Strawberry mini tarts on white and rose colored plates with a red and white striped napkin on the side

How To Make The Perfect Strawberry Tart Crust?

  • Use butter! Butter creates a flaky crust as well as provides the best flavor.
  • Poke the crust with a fork. This helps prevent the crust from puffing up while baking.
  • Once pressed into the pan, pop the crust in the freezer for 15 minutes. This will help prevent the crust from shrinking.
  • Check on the crust frequently and remove once it begins to turn golden.
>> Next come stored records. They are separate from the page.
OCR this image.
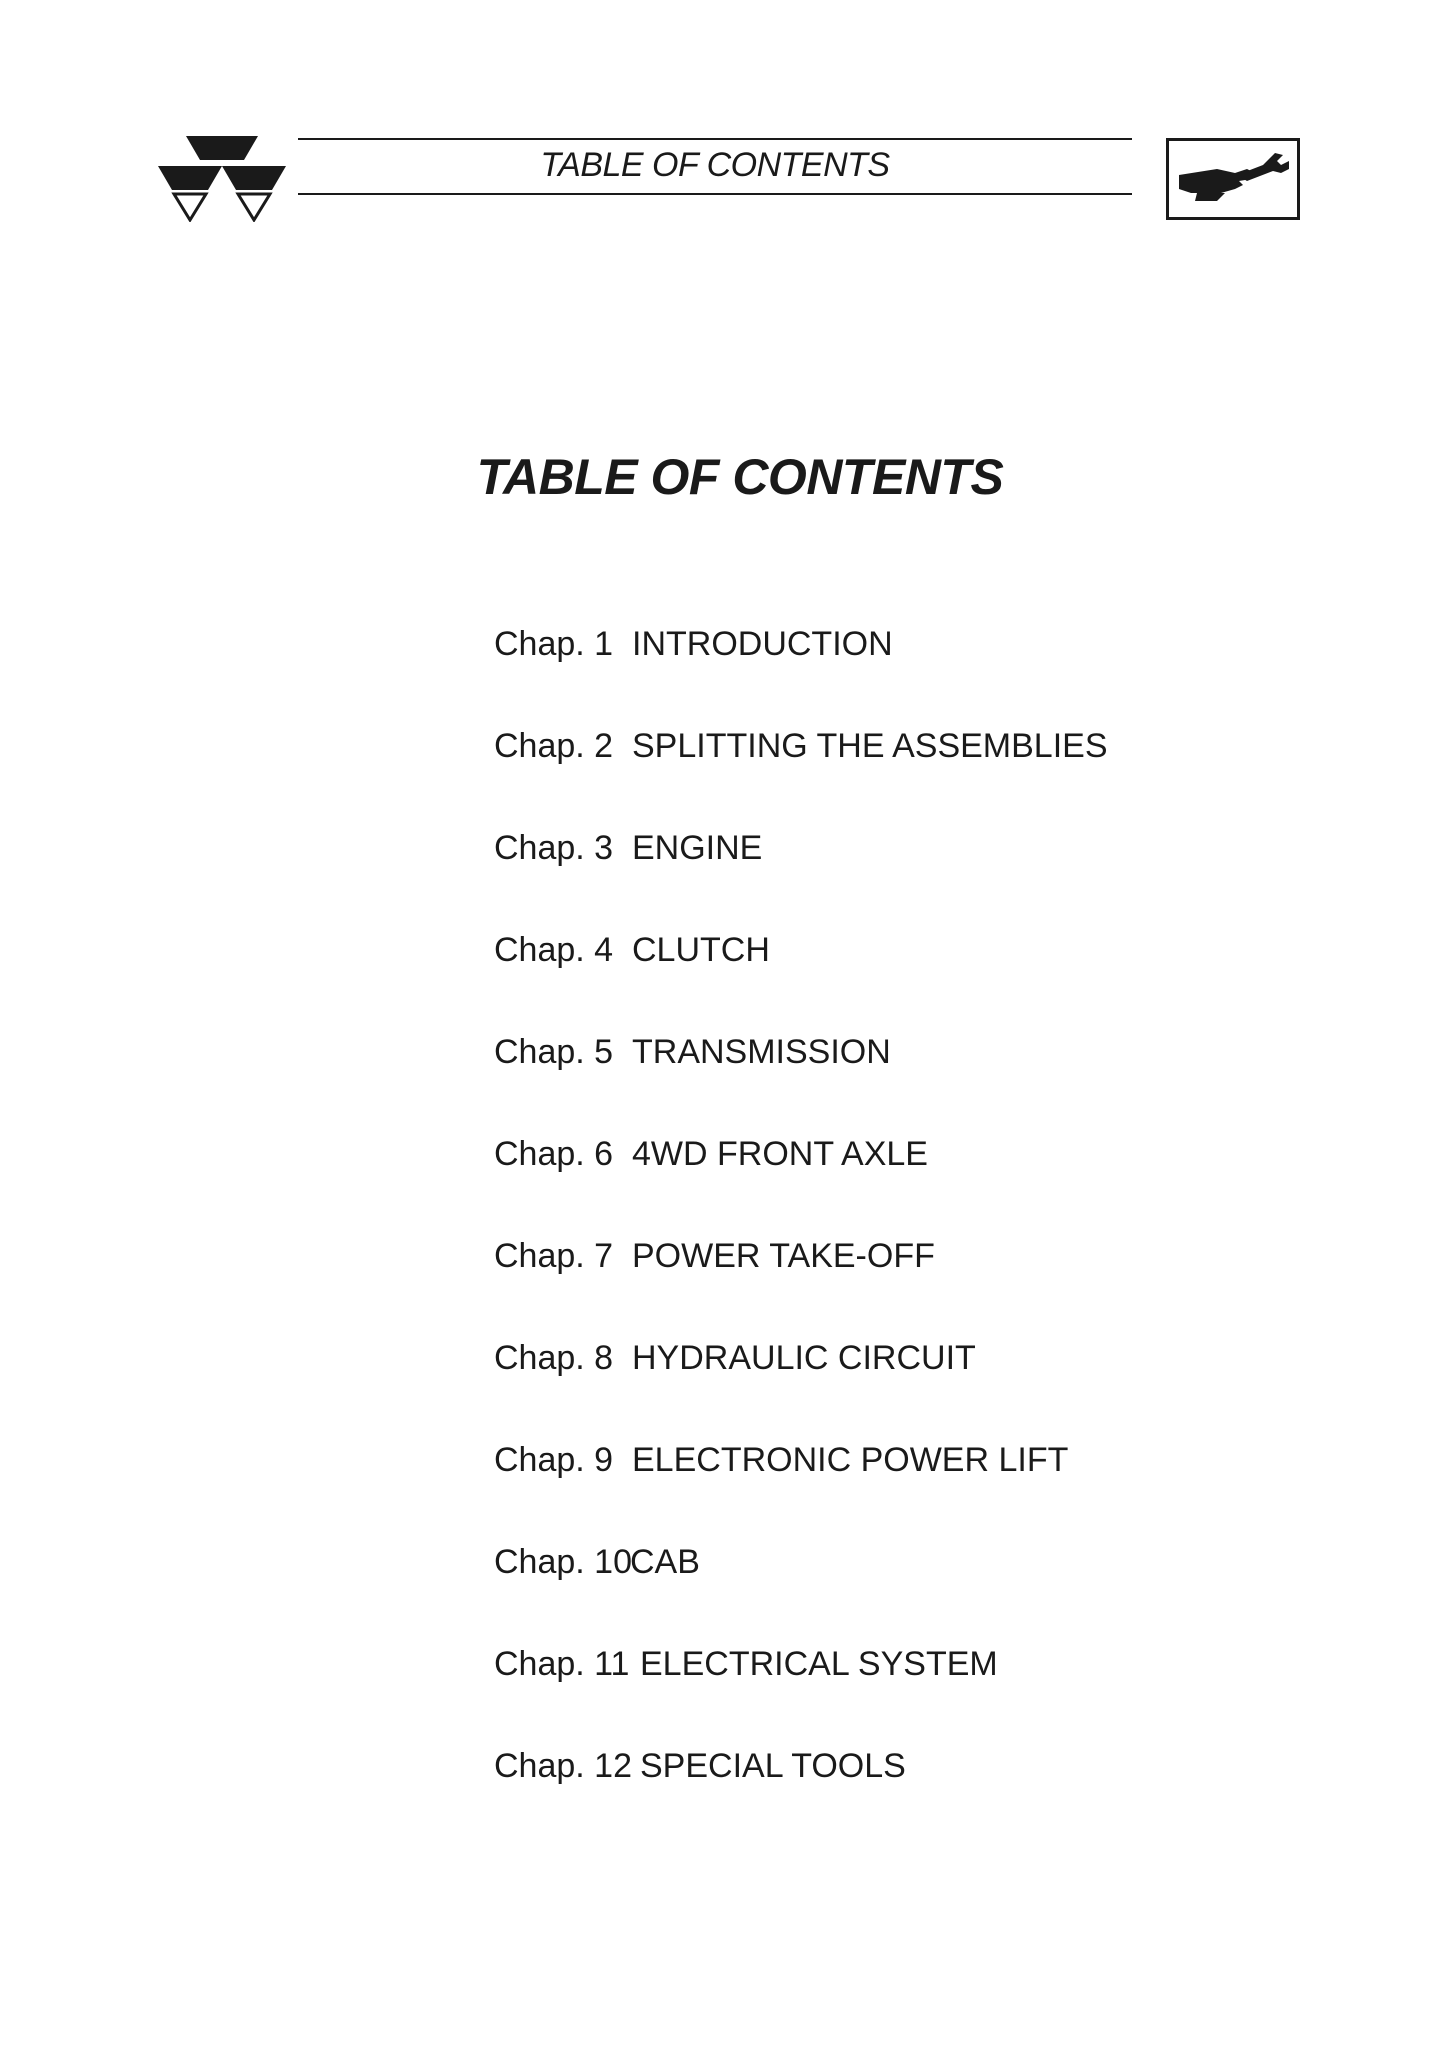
TABLE OF CONTENTS
TABLE OF CONTENTS
Chap. 1 INTRODUCTION
Chap. 2 SPLITTING THE ASSEMBLIES
Chap. 3 ENGINE
Chap. 4 CLUTCH
Chap. 5 TRANSMISSION
Chap. 6 4WD FRONT AXLE
Chap. 7 POWER TAKE-OFF
Chap. 8 HYDRAULIC CIRCUIT
Chap. 9 ELECTRONIC POWER LIFT
Chap. 10
CAB
Chap. 11 ELECTRICAL SYSTEM
Chap. 12 SPECIAL TOOLS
A strawberry tart with a bite taken out.

Can I Make A Large Strawberry Tart?

Of course! Don’t have little tart pans? Use a big tart pan, pie plate, or a muffin tin. Baking times may vary depending on the size and the color of pan so keep an eye on the crust.

Strawberry Cream Cheese Tarts are just the beginning. You can also use whatever fresh berries you have on hand or other fruit like kiwi to create a fruit tart that is totally unique.

More Delicious Strawberry Recipes To Try

Strawberry Topped Tres Leches Cake – Luscious!

Glazed Strawberry Muffins – so delicious!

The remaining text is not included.